Die Darreichungsformen von medizinischem Cannabis sind sehr unterschiedlich und die behandelnden Ärzt:innen entscheiden final darüber, welche für eine erfolgreiche Therapie bei entsprechender Erkrankung der Patient:innen sinnvoll ist.
Üblicherweise werden Fertigarzneimittel oder Cannabisextrakte und -blüten verschrieben. Fertige Arzneimittel (Pillen, Dragees oder Mundsprays) enthalten bereits eine angepasste Menge an Cannabis. Sie können aber bei Bedarf auch von Apotheken individuell zusammengemischt werden.
Eine Besonderheit gilt beim Konsum von Blüten oder Extrakten der Hanfpflanze. Bevor man diese konsumiert, müssen sie ausreichend erhitzt werden, damit die Cannabinoide ihre Wirksamkeit entfalten können. Am besten eignet sich dafür ein sogenannter Vaporisator, in dem Blüten und Extrakte 180° bis 210° C heiß werden und die dadurch entstehenden Aerosole dann inhaliert werden.

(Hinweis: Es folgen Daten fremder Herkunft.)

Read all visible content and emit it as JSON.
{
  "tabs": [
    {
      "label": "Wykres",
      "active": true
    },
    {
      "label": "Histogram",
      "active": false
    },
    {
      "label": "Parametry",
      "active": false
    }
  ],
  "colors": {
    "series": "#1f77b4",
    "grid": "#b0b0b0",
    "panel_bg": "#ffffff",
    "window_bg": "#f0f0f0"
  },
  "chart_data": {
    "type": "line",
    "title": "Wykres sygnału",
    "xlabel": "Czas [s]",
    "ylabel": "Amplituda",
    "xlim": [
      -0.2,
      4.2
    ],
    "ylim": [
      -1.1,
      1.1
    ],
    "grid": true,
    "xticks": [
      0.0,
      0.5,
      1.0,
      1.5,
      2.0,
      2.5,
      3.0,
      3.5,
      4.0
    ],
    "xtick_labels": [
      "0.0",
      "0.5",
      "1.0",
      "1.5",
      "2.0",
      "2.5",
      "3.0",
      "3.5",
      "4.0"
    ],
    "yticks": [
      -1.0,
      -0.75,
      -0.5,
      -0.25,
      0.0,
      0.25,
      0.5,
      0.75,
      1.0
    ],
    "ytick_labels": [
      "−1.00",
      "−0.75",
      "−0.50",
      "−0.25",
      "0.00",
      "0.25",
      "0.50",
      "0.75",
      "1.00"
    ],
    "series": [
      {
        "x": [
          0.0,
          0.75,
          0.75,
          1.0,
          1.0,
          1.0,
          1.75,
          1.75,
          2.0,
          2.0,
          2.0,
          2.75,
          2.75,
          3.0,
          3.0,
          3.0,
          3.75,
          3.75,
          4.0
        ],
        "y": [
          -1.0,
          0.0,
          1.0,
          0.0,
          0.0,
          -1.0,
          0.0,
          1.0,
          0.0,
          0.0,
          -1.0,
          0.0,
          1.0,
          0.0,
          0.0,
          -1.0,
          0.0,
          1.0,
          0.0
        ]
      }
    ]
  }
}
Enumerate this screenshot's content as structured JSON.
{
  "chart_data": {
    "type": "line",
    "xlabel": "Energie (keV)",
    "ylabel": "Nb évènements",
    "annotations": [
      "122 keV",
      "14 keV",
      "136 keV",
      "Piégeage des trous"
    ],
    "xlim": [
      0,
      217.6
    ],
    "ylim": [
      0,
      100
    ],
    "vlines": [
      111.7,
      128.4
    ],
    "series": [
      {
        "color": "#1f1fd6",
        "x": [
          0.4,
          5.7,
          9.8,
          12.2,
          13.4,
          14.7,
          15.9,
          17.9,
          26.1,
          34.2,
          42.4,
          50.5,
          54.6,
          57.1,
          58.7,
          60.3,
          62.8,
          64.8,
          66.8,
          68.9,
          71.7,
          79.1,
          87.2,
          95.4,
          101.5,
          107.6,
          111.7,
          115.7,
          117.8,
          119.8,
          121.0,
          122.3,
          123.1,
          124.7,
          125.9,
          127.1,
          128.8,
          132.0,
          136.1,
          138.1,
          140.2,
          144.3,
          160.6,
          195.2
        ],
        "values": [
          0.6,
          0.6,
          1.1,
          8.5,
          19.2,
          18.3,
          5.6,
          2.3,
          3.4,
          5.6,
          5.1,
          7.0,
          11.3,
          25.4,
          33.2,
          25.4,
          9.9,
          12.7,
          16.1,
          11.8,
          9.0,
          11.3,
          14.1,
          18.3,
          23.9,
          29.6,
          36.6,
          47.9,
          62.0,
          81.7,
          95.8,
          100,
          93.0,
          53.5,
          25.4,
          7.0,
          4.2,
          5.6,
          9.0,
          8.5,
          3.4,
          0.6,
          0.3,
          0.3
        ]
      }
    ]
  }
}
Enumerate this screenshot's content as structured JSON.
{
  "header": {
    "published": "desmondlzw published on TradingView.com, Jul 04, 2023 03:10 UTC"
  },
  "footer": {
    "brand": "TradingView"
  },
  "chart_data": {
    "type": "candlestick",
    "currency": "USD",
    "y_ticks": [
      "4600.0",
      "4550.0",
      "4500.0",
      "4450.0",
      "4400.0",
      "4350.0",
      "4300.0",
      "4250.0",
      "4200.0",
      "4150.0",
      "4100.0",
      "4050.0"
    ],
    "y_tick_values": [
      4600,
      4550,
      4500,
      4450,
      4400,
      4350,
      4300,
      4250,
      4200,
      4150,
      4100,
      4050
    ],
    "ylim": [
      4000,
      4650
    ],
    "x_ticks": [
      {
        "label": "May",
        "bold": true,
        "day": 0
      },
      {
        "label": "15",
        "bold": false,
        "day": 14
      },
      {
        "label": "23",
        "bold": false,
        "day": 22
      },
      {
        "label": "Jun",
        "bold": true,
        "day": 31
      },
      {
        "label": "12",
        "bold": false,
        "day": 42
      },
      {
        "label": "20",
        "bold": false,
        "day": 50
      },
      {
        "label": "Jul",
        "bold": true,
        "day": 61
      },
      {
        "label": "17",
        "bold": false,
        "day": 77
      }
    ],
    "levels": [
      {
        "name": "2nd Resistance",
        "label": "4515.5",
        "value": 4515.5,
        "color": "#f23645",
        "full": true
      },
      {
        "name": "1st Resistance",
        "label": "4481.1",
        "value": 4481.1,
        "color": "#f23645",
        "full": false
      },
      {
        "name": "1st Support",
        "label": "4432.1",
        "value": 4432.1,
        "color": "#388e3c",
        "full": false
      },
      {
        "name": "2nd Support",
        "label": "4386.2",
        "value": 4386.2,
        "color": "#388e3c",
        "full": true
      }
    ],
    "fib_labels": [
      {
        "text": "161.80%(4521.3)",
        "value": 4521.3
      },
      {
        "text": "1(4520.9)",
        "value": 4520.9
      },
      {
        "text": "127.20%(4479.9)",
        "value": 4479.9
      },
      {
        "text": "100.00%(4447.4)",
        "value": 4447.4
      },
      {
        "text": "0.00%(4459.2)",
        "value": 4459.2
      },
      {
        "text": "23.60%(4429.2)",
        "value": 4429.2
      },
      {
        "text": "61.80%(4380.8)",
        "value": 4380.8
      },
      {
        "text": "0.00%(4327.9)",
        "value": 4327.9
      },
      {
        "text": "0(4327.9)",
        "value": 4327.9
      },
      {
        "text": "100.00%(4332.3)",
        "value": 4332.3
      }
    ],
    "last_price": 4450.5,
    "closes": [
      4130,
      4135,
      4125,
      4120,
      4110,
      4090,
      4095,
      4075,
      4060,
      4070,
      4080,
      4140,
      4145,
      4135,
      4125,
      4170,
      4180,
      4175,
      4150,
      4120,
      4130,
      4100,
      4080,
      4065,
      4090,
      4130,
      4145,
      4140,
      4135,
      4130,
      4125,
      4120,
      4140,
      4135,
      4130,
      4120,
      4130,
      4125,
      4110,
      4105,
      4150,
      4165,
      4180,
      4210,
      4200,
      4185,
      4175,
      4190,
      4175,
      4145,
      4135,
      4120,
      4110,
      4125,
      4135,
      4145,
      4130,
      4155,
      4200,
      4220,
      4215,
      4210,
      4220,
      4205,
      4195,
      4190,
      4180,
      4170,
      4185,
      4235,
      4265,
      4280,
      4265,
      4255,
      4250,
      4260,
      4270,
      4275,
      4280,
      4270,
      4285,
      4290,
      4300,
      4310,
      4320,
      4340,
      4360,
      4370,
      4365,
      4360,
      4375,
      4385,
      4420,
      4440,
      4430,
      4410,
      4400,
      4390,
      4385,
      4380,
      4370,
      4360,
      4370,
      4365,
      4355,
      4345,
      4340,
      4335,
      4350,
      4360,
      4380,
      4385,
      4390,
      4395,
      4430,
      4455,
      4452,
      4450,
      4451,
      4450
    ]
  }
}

Blüten und Extrakte lassen sich auch als Tee zubereiten. Bei dieser Darreichungsform ist aber umstritten, ob Cannabis seine volle Wirksamkeit entfaltet. Denn zum einen lösen sich die Wirkstoffe der Blüte nur schlecht auf, zum anderen benötigt der Tee eine sehr lange Ziehzeit, damit die Wirkstoffe überhaupt ins Teewasser übergehen.
CBD nicht verschreibungspflichtig
Medizinisches Cannabis ist nicht mit frei verkäuflichen CBD-Produkten wie zum Beispiel CBD-Öl zu verwechseln, das in den letzten Jahren einen regelrechten Hype erfahren hat. Es wird in Deutschland als Nahrungsergänzungsmittel verkauft und zählt somit nicht zu den Arzneimitteln.

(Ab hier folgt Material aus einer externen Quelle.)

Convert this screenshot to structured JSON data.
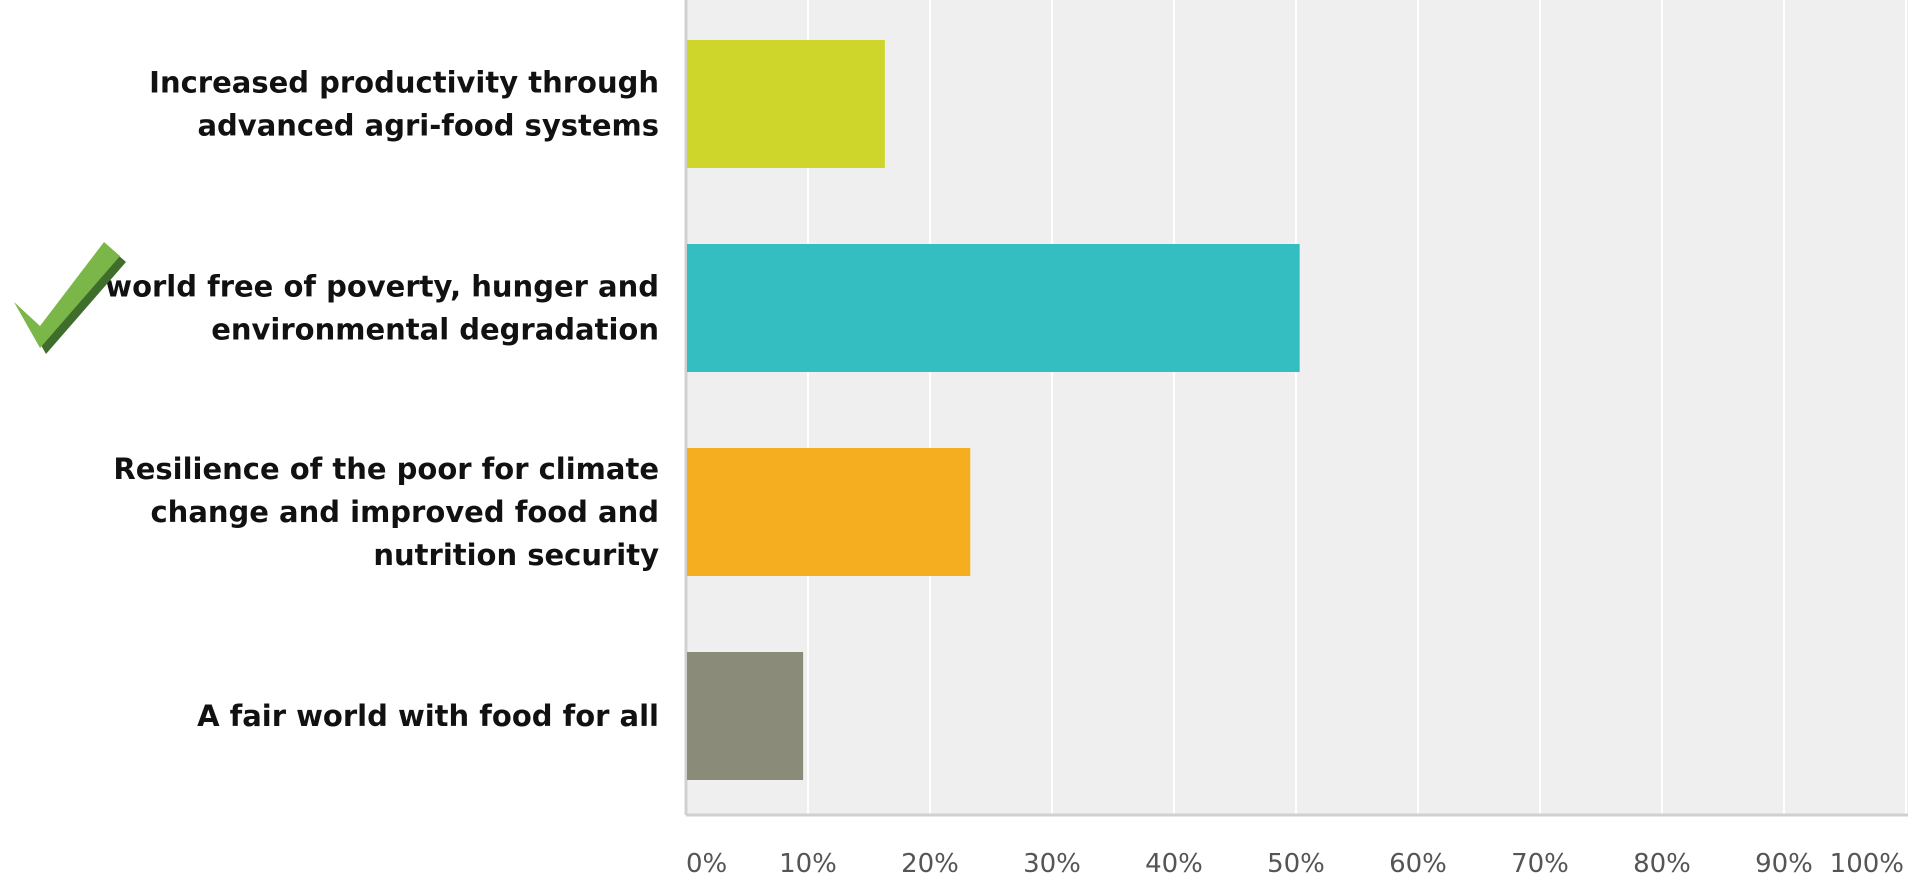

Aber: Auch CBD-Produkte, die durch Extraktion aus den weiblichen Blüten der Hanfpflanze hergestellt werden, können bei kleinen Wehwehchen und Schmerzen dazu beitragen, dass man sich zumindest wohler fühlt. Eine schmerzlindernde Wirkung ist bislang aber nicht wissenschaftlich erwiesen. Das könnte daran liegen, dass CBD-Produkte mit 0,2 Prozent nur einen sehr geringen Teil THC enthalten.

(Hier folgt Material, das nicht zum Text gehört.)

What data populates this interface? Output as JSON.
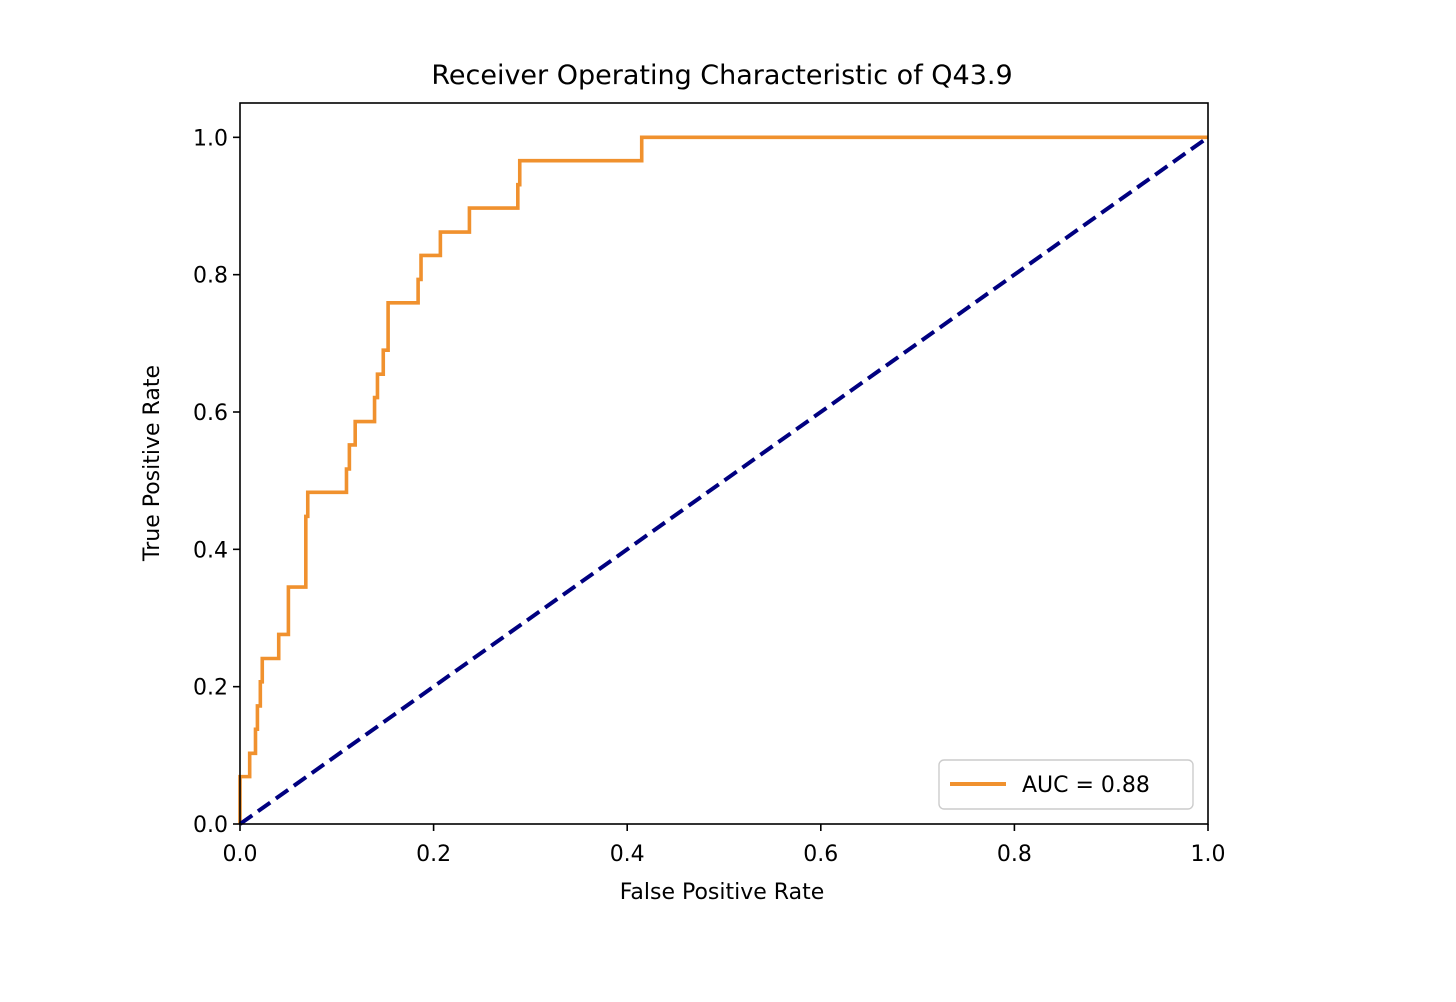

Cannabis in der Medizin ist sicherlich kein Wundermittel. Dennoch kann es für Betroffene, die bereits viele Jahre leidgeplagt sind, die entscheidende Wende bringen. Hast du bei dir auf Station Patient:innen, bei denen herkömmliche Medikamente nicht die gewünschten Erfolge erzielen? Dann erwäge gemeinsam mit den Betroffenen und deren Angehörigen, ob der Konsum von Cannabis eine weitere Möglichkeit wäre, die bestehende Therapie zu begleiten und den Patient:innen im besten Fall wieder mehr Lebensqualität zu schenken.